The amount marks a 70.22% increase over the same period last year, reflecting the government’s aggressive borrowing strategy amid ongoing economic challenges. Despite the significant borrowing, the total bids received from investors reached GH¢116.07 billion, indicating robust investor confidence in government securities.
The Ghanaian money market continued its upward trajectory during the first half of 2024, demonstrating resilience and growth despite the country’s economic difficulties. Investors showed a strong appetite for treasury bills (T-bills), using them as a tool to balance the long-term risk associated with Government of Ghana (GoG) bonds while securing competitive real returns.
One of the notable trends in the first half of 2024 was the sharp decline in interest rates on T-bills. This drop was largely attributed to a positive inflation outlook and an earlier 100 basis points cut in the monetary policy rate in January 2024. The yields on 91-day and 182-day T-bills decreased significantly, by 449 basis points and 515 basis points respectively, ending at 24.87% and 26.80% as of June 2024. Similarly, the 364-day yield fell by 470 basis points to 27.79%.
The government’s strong demand for money market funding was evident with record weekly uptakes, further driving down interest rates. This trend has been beneficial for the government’s borrowing costs and indicates a stabilizing economic environment.
Surge in Bond Market Activity
Meanwhile, the secondary bond market in Ghana also saw a resurgence, with a 67.63% increase in turnover from the previous week, reaching GH¢1.5 billion. This surge was dominated by trading in the February 2027 and February 2033 maturities, which accounted for 21.69% and 23.52% of the total volume, respectively. The overall volume exchanged rose by GH¢610 million, underscoring the renewed interest and activity in the bond market.
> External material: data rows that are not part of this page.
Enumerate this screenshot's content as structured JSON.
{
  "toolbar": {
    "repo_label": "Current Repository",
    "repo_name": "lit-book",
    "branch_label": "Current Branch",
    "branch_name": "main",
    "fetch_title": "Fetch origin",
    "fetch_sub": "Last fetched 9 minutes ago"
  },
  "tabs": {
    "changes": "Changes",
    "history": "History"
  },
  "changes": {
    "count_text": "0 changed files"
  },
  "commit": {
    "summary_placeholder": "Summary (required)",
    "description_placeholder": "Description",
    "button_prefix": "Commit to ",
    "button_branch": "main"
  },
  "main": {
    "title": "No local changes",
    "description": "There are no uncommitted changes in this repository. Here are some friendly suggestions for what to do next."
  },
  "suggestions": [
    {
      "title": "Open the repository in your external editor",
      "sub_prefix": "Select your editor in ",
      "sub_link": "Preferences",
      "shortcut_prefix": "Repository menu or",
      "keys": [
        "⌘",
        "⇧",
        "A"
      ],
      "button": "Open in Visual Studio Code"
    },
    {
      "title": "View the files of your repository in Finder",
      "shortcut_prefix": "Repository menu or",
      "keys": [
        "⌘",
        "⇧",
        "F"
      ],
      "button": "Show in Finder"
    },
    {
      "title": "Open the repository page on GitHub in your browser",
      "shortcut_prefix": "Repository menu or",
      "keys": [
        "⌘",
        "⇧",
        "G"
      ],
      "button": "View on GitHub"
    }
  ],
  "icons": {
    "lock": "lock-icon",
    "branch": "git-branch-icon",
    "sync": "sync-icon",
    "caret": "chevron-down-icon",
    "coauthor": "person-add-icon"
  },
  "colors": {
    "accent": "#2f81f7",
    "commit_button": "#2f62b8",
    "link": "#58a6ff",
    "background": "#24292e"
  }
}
The short end of the Local Currency Yield (LCY) curve was particularly active, accounting for 56.48% of the total market turnover. The middle and tail ends of the curve contributed 43.47% and 0.05%, respectively. Analysts predict that repo exchanges will continue to drive market activity, with a focus on T-bills and the shorter end of the yield curve.
Investor sentiment remained strong throughout the first half of 2024, as evidenced by the substantial bids for government securities and the booming money market. The decline in interest rates is a positive signal, reflecting improved inflation expectations and effective monetary policy measures. This environment has encouraged investors to maintain a strong appetite for T-bills, balancing their portfolios against the risks associated with longer-term GoG bonds.
The secondary bond market’s rebound is another positive development, suggesting increased liquidity and investor confidence in Ghana’s debt instruments. The significant trading volumes in February 2027 and February 2033 maturities highlight a strategic focus on medium to long-term securities, which offer attractive yields relative to the market conditions.
The government’s borrowing strategy in the first half of 2024 reflects its efforts to manage the economic challenges while maintaining investor confidence. The substantial increase in borrowing indicates a need to fund various fiscal initiatives and manage public debt. The successful uptake of government securities by investors showcases the continued trust in Ghana’s economic management and future prospects.
The first half of 2024 has been a period of significant financial activity for Ghana, marked by a substantial increase in government borrowing and a notable decline in interest rates. The money market’s performance and the resurgence in the secondary bond market indicate strong investor confidence and a positive outlook for the economy.